第26話 魔力水!

お嬢様は、だいぶお疲れの様だよ! 此処は甘味を出してあげて、脳の回転を上げてあげてあげよう。


「お嬢様、まずはお座り下さい、今甘い物をお出ししますね」

バケツを下に置いて、俺は奥に入って行く。


作りおいた、団子にきな粉と黒蜜をかけて外に持って行く。


「どうぞ、皆さんで食べて下さい、試食と言う事で無料です」

まずお嬢様が一口食べる、そして精霊も俺に言ってくる。


「私も一口食べて良いですか?」

「あゝ良いですよ、ただ楊枝木は食べないで下さい」


楊枝の付いた団子が空に上がり一瞬で消える。

「美味しい、もう一つ貰いますね」

またまた団子が空中で消える。 


それを見ていたお嬢様が慌てて大皿を腕で囲み。

「もう何で消えるのよ、マサシ様がくれた物なのに私の物よ!」

イヤイヤ、皆さんでって俺は言ったよ。


「お嬢様みんなで、一口ずつお食べ下さい、また違う味が有りますからね」

俺が言うと、途端に後ろの人たちにお嬢様は皿を渡す。


「ええと、まだまだ試食は続くみたいです、皆さん一つずつ召し上がり下さいね」

強欲な姿を忘れて振る舞うとは、貴族恐るべし!


そして、みたらしと餡子を出して無事試食は終了、試食だと言ったがお嬢様はお金を払ってくれた、大銀貨6枚だった。

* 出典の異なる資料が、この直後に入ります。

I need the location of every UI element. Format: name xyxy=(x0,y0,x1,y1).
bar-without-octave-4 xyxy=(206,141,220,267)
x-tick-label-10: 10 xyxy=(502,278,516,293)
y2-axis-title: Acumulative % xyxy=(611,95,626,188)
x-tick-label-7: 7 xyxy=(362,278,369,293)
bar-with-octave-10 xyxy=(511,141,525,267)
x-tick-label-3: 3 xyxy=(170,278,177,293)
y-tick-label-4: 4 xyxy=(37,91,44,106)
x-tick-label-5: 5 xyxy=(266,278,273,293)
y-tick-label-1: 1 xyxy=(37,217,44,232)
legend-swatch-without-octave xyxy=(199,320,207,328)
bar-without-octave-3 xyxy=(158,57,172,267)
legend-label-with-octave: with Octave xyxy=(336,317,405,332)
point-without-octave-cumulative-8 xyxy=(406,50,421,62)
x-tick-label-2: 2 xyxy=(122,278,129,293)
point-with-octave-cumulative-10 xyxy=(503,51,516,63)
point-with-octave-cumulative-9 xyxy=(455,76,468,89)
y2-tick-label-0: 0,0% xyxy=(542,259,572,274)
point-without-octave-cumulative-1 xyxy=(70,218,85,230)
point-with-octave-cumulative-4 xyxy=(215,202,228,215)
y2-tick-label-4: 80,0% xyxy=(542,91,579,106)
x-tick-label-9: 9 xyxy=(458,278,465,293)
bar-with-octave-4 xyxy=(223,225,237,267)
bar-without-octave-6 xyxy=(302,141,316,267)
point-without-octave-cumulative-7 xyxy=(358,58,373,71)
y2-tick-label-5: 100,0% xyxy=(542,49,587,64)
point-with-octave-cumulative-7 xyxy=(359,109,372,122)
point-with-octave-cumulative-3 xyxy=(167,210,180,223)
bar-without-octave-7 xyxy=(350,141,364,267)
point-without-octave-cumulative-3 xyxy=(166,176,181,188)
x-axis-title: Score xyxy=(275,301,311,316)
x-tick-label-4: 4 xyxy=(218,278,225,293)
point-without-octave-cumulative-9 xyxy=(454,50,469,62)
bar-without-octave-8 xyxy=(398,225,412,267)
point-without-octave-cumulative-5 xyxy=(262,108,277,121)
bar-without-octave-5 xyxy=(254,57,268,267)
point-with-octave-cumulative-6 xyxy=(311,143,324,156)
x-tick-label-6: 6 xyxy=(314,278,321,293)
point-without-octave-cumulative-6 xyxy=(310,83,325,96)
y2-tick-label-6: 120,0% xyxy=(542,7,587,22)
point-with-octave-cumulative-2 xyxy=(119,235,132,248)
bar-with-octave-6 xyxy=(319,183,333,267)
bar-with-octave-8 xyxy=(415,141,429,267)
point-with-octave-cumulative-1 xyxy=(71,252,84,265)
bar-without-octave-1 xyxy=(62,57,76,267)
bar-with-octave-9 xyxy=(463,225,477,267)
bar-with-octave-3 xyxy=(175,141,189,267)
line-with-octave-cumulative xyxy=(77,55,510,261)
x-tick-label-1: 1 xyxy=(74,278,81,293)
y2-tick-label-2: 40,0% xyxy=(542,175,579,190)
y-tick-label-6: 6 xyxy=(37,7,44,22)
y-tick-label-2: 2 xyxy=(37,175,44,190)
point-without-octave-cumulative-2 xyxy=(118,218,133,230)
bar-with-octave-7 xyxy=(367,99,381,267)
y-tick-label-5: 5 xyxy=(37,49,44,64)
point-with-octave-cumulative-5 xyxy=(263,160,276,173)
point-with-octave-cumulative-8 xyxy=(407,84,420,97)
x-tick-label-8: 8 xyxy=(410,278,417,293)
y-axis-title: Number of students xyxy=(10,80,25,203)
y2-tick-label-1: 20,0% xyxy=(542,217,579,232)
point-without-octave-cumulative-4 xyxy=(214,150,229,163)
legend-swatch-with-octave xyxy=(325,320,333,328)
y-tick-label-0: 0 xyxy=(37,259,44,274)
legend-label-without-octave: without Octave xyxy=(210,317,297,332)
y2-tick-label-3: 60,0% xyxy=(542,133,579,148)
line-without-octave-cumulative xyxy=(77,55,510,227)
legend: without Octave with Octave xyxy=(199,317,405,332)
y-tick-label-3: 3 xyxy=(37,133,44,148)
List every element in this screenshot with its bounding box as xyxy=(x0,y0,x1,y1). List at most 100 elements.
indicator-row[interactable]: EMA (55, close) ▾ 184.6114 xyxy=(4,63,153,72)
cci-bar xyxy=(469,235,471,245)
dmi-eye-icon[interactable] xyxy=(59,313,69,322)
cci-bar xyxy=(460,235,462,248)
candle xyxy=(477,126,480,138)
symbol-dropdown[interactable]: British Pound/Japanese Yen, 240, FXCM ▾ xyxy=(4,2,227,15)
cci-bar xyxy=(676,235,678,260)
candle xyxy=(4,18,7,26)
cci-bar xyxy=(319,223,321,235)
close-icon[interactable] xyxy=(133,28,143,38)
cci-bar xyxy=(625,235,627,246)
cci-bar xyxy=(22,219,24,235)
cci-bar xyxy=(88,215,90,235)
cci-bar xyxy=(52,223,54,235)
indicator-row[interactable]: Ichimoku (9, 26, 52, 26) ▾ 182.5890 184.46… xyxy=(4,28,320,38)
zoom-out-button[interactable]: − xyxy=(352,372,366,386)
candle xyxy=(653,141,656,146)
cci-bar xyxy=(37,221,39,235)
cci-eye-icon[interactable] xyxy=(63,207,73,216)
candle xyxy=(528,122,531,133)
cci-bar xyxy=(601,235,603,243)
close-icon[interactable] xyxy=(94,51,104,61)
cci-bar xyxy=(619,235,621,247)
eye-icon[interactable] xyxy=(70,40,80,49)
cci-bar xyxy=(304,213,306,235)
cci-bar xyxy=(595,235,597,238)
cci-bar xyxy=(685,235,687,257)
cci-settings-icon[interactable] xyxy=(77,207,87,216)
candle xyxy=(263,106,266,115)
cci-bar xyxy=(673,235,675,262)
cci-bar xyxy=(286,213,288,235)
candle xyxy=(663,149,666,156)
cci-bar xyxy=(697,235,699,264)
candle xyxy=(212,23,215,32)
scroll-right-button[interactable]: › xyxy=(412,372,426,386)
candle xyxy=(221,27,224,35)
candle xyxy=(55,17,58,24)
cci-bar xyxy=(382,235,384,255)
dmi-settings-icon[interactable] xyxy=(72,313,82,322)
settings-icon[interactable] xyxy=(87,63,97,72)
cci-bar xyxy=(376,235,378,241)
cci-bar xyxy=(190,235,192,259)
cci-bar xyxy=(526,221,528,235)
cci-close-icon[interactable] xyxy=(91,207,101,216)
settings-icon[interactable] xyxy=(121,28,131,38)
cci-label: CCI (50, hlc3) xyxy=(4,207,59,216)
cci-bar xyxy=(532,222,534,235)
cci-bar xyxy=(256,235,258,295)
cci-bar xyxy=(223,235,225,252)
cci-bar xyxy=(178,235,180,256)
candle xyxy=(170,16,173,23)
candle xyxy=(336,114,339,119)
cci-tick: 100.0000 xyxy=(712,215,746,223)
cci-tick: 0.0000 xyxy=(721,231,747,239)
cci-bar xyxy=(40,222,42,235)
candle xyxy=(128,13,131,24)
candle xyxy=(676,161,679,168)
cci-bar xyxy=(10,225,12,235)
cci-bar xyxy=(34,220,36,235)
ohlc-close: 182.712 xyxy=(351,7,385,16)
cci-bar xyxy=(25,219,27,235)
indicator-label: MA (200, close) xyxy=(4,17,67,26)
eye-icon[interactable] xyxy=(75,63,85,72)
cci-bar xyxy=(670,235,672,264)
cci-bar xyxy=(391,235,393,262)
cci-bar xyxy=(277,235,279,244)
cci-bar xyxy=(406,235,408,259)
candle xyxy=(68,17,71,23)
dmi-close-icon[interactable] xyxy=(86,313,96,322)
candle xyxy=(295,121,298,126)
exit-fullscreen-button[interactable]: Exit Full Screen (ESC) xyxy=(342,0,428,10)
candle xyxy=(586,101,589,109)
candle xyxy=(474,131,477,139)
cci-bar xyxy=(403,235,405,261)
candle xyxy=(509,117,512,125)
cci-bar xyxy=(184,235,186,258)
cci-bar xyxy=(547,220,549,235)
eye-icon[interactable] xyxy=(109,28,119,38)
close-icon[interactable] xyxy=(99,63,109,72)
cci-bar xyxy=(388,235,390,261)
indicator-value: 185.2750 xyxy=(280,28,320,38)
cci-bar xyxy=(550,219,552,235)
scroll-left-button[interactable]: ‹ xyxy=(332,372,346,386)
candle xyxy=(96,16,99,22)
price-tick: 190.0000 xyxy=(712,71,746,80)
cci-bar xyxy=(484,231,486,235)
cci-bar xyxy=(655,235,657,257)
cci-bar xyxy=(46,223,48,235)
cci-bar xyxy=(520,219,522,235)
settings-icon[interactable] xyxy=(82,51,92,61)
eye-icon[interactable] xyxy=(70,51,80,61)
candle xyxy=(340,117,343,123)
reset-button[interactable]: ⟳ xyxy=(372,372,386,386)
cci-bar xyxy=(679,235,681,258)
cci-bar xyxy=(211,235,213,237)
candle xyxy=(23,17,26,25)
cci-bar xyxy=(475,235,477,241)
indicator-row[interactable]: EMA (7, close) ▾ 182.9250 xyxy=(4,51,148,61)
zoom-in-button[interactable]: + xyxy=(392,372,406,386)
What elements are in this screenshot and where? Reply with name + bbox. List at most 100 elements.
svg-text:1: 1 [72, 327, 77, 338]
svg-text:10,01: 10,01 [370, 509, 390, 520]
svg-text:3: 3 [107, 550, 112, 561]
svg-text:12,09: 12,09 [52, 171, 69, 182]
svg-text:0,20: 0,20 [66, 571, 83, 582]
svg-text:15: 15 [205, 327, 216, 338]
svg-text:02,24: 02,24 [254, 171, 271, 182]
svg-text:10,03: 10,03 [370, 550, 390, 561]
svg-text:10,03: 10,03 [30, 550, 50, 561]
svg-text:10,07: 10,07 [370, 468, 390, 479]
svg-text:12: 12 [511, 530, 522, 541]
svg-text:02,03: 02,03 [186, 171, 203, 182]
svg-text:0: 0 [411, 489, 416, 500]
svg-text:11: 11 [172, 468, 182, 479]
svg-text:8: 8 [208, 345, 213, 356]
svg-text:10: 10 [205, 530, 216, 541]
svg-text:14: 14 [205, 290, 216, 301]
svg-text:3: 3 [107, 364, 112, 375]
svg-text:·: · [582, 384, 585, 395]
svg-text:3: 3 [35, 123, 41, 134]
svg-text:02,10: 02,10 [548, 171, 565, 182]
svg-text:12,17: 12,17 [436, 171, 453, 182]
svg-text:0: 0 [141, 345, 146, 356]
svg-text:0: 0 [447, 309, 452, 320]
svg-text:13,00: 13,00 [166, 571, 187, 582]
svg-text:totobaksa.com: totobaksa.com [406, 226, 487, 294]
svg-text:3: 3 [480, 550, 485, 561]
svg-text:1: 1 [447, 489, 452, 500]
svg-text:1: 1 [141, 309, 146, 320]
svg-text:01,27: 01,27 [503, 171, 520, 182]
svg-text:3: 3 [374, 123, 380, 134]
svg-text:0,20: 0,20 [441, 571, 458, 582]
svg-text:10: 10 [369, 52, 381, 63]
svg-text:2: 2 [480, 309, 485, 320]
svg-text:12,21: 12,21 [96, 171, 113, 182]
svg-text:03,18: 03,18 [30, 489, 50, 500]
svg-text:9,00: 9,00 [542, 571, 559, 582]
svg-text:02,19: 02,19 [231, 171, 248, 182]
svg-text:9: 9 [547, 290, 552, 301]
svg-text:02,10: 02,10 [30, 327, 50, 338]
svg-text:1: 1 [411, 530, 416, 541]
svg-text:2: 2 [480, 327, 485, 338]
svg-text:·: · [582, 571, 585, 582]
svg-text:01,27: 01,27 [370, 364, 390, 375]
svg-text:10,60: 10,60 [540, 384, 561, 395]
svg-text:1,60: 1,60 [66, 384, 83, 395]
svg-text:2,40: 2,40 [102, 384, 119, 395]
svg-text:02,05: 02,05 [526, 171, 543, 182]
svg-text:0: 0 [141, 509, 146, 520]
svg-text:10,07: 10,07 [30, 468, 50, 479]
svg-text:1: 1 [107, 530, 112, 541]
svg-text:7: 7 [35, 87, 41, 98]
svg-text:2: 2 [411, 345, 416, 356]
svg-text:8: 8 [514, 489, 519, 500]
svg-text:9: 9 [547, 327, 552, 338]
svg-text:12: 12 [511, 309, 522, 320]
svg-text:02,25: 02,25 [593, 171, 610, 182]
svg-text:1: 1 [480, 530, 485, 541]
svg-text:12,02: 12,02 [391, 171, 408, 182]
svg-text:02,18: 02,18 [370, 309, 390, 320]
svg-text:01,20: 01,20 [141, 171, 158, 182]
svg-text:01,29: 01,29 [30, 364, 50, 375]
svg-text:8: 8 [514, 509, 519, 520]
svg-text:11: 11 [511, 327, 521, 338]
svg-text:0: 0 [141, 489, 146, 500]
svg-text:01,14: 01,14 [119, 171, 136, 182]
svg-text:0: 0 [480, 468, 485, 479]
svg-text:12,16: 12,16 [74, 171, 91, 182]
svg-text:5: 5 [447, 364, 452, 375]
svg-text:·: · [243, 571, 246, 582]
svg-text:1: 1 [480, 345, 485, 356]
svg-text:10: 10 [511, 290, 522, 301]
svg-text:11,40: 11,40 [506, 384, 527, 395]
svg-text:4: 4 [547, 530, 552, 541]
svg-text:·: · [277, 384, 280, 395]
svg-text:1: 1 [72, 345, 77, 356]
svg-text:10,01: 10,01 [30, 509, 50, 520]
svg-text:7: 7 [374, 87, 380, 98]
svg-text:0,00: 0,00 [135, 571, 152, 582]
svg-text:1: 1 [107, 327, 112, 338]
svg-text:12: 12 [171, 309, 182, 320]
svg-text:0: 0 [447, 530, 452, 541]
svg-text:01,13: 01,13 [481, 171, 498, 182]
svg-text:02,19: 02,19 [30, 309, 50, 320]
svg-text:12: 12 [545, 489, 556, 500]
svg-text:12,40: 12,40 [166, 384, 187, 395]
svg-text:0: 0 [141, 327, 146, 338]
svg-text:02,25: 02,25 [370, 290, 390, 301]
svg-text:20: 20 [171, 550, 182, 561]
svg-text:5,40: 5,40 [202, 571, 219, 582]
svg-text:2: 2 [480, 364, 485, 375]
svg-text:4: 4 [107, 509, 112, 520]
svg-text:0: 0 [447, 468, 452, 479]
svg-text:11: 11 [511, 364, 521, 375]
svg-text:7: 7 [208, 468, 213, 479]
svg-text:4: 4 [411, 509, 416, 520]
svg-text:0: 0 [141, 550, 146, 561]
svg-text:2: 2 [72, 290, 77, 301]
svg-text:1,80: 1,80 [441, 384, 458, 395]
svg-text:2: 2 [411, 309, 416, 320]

そして精霊の存在を認めて、俺の周りには常にいると認識してもらった。

そして魔力水は俺の店の中から出る水が全て同じ物で、シャワーを使ったり煮込んだりして、水蒸気として外に放出、それが此処の安全を守っていたみたいだ。


お嬢様曰く、肌や髪がツヤツヤになるのは洗髪料とボディーソープだけでは無く、魔力水も影響しているかも知れないと言われた。


なら外水道の水で宿のお風呂を沸かせば、魔力が出て宿が安全になるのかな、それと健康にも良いかも知れないね。


お嬢様とドワーフ親子は、また宿の話し合いをする為に隣に戻って行った。


何時の間にか食事処が宿屋になり、健康温泉になるかもしれない。


そして結局この日も何も無く、1日が無事に終わる。


精霊さんも家の中をぷよぷよ飛んで探索してるし、夕飯とお風呂を入ったら皆んないなくなるしね!


ただお嬢様が、鍵閉め禁止と言って宿に戻って行った。


「ねえ精霊さん」

「メロウと言って下さい、名前で呼んで!」

「ええとメロウ、此処って君が暮らすには良い所なのかな!」

メロウは8の字でぷよぷよ飛びながら、


「凄く楽しい所ですよ、魔力が湧き出ていて神聖な感じがします。

世界樹様の周りを飛んでいる様です」

確かに、この家は古く梁もかなり太い物が使われている。

御神木は流石に切れないから使って無いだろうけど、それなりに年月の立った木で建てているので神聖な物なのかな。

木が育って何十年、そして家になって100年から200年! 良くは分からないけど、それなりに古い家だからね。


座敷童じゃ無いけれど、精霊付きでもいいかな、此処を守ってくれれば!


そして俺はまた座布団の上で眠りに付く。